Big parties—a gala, a fundraiser, a ball—create even more hubbub and distraction. Lots of bodies moving in the background, the roar of hundreds of voices making eavesdropping impossible. Stray elbows and stepped-on feet. Niches to hide in. Anonymous caterers in matching uniforms who are certainly not up to anything suspicious. The crush of the crowd on the dance floor.
Ellen Kushner’s The Privilege of the Sword is emphatically a political thriller even if it’s shelved in the fantasy section. In Sword, several of our key players end up at the Rogues’ Ball, the biggest party in town for the wrong kind of people. Some of them are prepared for the ribaldry, the overload of sensation. Some of them are not. Conniving cutthroats take advantage of dizzy naïfs in the shadows; secret deals are sealed and vendettas are born; and all of it hidden by masks, under a rain of confetti and an orchestra of laughter, with none of the other guests the wiser.
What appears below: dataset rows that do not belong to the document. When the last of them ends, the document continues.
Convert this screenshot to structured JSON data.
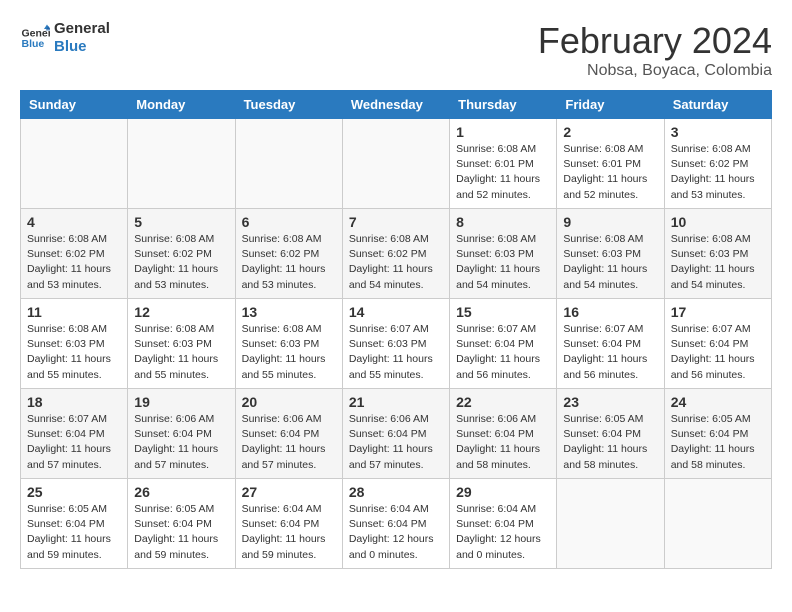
{
  "logo": {
    "line1": "General",
    "line2": "Blue"
  },
  "title": "February 2024",
  "location": "Nobsa, Boyaca, Colombia",
  "days_of_week": [
    "Sunday",
    "Monday",
    "Tuesday",
    "Wednesday",
    "Thursday",
    "Friday",
    "Saturday"
  ],
  "weeks": [
    [
      {
        "day": "",
        "info": ""
      },
      {
        "day": "",
        "info": ""
      },
      {
        "day": "",
        "info": ""
      },
      {
        "day": "",
        "info": ""
      },
      {
        "day": "1",
        "info": "Sunrise: 6:08 AM\nSunset: 6:01 PM\nDaylight: 11 hours\nand 52 minutes."
      },
      {
        "day": "2",
        "info": "Sunrise: 6:08 AM\nSunset: 6:01 PM\nDaylight: 11 hours\nand 52 minutes."
      },
      {
        "day": "3",
        "info": "Sunrise: 6:08 AM\nSunset: 6:02 PM\nDaylight: 11 hours\nand 53 minutes."
      }
    ],
    [
      {
        "day": "4",
        "info": "Sunrise: 6:08 AM\nSunset: 6:02 PM\nDaylight: 11 hours\nand 53 minutes."
      },
      {
        "day": "5",
        "info": "Sunrise: 6:08 AM\nSunset: 6:02 PM\nDaylight: 11 hours\nand 53 minutes."
      },
      {
        "day": "6",
        "info": "Sunrise: 6:08 AM\nSunset: 6:02 PM\nDaylight: 11 hours\nand 53 minutes."
      },
      {
        "day": "7",
        "info": "Sunrise: 6:08 AM\nSunset: 6:02 PM\nDaylight: 11 hours\nand 54 minutes."
      },
      {
        "day": "8",
        "info": "Sunrise: 6:08 AM\nSunset: 6:03 PM\nDaylight: 11 hours\nand 54 minutes."
      },
      {
        "day": "9",
        "info": "Sunrise: 6:08 AM\nSunset: 6:03 PM\nDaylight: 11 hours\nand 54 minutes."
      },
      {
        "day": "10",
        "info": "Sunrise: 6:08 AM\nSunset: 6:03 PM\nDaylight: 11 hours\nand 54 minutes."
      }
    ],
    [
      {
        "day": "11",
        "info": "Sunrise: 6:08 AM\nSunset: 6:03 PM\nDaylight: 11 hours\nand 55 minutes."
      },
      {
        "day": "12",
        "info": "Sunrise: 6:08 AM\nSunset: 6:03 PM\nDaylight: 11 hours\nand 55 minutes."
      },
      {
        "day": "13",
        "info": "Sunrise: 6:08 AM\nSunset: 6:03 PM\nDaylight: 11 hours\nand 55 minutes."
      },
      {
        "day": "14",
        "info": "Sunrise: 6:07 AM\nSunset: 6:03 PM\nDaylight: 11 hours\nand 55 minutes."
      },
      {
        "day": "15",
        "info": "Sunrise: 6:07 AM\nSunset: 6:04 PM\nDaylight: 11 hours\nand 56 minutes."
      },
      {
        "day": "16",
        "info": "Sunrise: 6:07 AM\nSunset: 6:04 PM\nDaylight: 11 hours\nand 56 minutes."
      },
      {
        "day": "17",
        "info": "Sunrise: 6:07 AM\nSunset: 6:04 PM\nDaylight: 11 hours\nand 56 minutes."
      }
    ],
    [
      {
        "day": "18",
        "info": "Sunrise: 6:07 AM\nSunset: 6:04 PM\nDaylight: 11 hours\nand 57 minutes."
      },
      {
        "day": "19",
        "info": "Sunrise: 6:06 AM\nSunset: 6:04 PM\nDaylight: 11 hours\nand 57 minutes."
      },
      {
        "day": "20",
        "info": "Sunrise: 6:06 AM\nSunset: 6:04 PM\nDaylight: 11 hours\nand 57 minutes."
      },
      {
        "day": "21",
        "info": "Sunrise: 6:06 AM\nSunset: 6:04 PM\nDaylight: 11 hours\nand 57 minutes."
      },
      {
        "day": "22",
        "info": "Sunrise: 6:06 AM\nSunset: 6:04 PM\nDaylight: 11 hours\nand 58 minutes."
      },
      {
        "day": "23",
        "info": "Sunrise: 6:05 AM\nSunset: 6:04 PM\nDaylight: 11 hours\nand 58 minutes."
      },
      {
        "day": "24",
        "info": "Sunrise: 6:05 AM\nSunset: 6:04 PM\nDaylight: 11 hours\nand 58 minutes."
      }
    ],
    [
      {
        "day": "25",
        "info": "Sunrise: 6:05 AM\nSunset: 6:04 PM\nDaylight: 11 hours\nand 59 minutes."
      },
      {
        "day": "26",
        "info": "Sunrise: 6:05 AM\nSunset: 6:04 PM\nDaylight: 11 hours\nand 59 minutes."
      },
      {
        "day": "27",
        "info": "Sunrise: 6:04 AM\nSunset: 6:04 PM\nDaylight: 11 hours\nand 59 minutes."
      },
      {
        "day": "28",
        "info": "Sunrise: 6:04 AM\nSunset: 6:04 PM\nDaylight: 12 hours\nand 0 minutes."
      },
      {
        "day": "29",
        "info": "Sunrise: 6:04 AM\nSunset: 6:04 PM\nDaylight: 12 hours\nand 0 minutes."
      },
      {
        "day": "",
        "info": ""
      },
      {
        "day": "",
        "info": ""
      }
    ]
  ]
}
Galas are the kind of party I like to make use of them the most. Amberlough has multiple theatrical intermissions thick with crowds, cigarette smoke, and intrigue. Armistice opens with a politically fraught movie premier. Amnesty features an electoral battleground dressed up as a memorial gala for fallen soldiers. Base Notes, my thriller about murderous millennials on the make, has a SoHo launch party for a fetish fashion collaboration. The kind of party where you might not really want to run into anyone you know, let alone your employer. Let even further alone the employer who’s blackmailing you, who you’re planning to betray, to whom you must now introduce your friends. Cue forced small talk and a frantic search for a graceful exit.
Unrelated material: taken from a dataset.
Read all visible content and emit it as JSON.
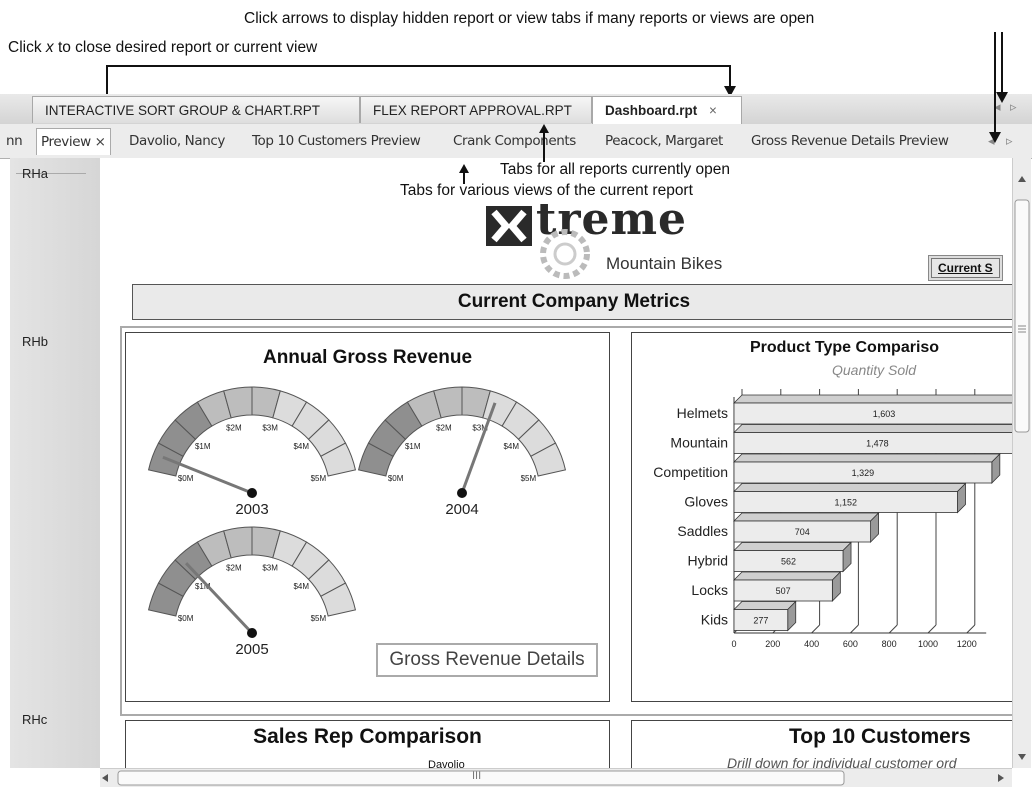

Parties in genres of suspense often generate a feeling of paranoia, of entrapment. They are snares waiting to spring. They are a snake pit, a tunnel full of trip switches. Why?
Because parties are about the social contract. They are ostensibly about having fun and cutting loose, but they actually have a strict unspoken code of etiquette. And any guest who doesn’t abide by that code is marked suspicious, potentially punished. There are certain questions you cannot ask, certain things you cannot point out, just as there are certain questions you cannot avoid answering. You can’t make a scene at a party. If you do, you might be asked to leave, or you might just be ignored. Are you being strangled by the serial killer behind the champagne fountain? Good luck—nobody wants to get involved with that.
The social contract is also what reins in most party confrontations to a furious simmer, so that a backhanded compliment or snide remark burns three times as hot; if not for the constraints of etiquette, it might have been a full-on fight. Instead, all of that hostility is packed into one searing aside.
The constraints of the party work perfectly to force information from characters, or at least keep them on their toes as they attempt to avoid divulging it. These constraints thrust antagonists into close proximity but prevent them from doing real harm—unless they do it creatively. They disorient the driven, befuddle the focused, pin down the evasive. Parties work so well in these genres because their code of unspoken etiquette is completely at odds with the tropes of suspense. In a genre so concerned with actions that break the social contract—secrets, violence, extortion, murder—a scene that subtly enforces it compels truths to surface that might otherwise have remained hidden in the murky underworld.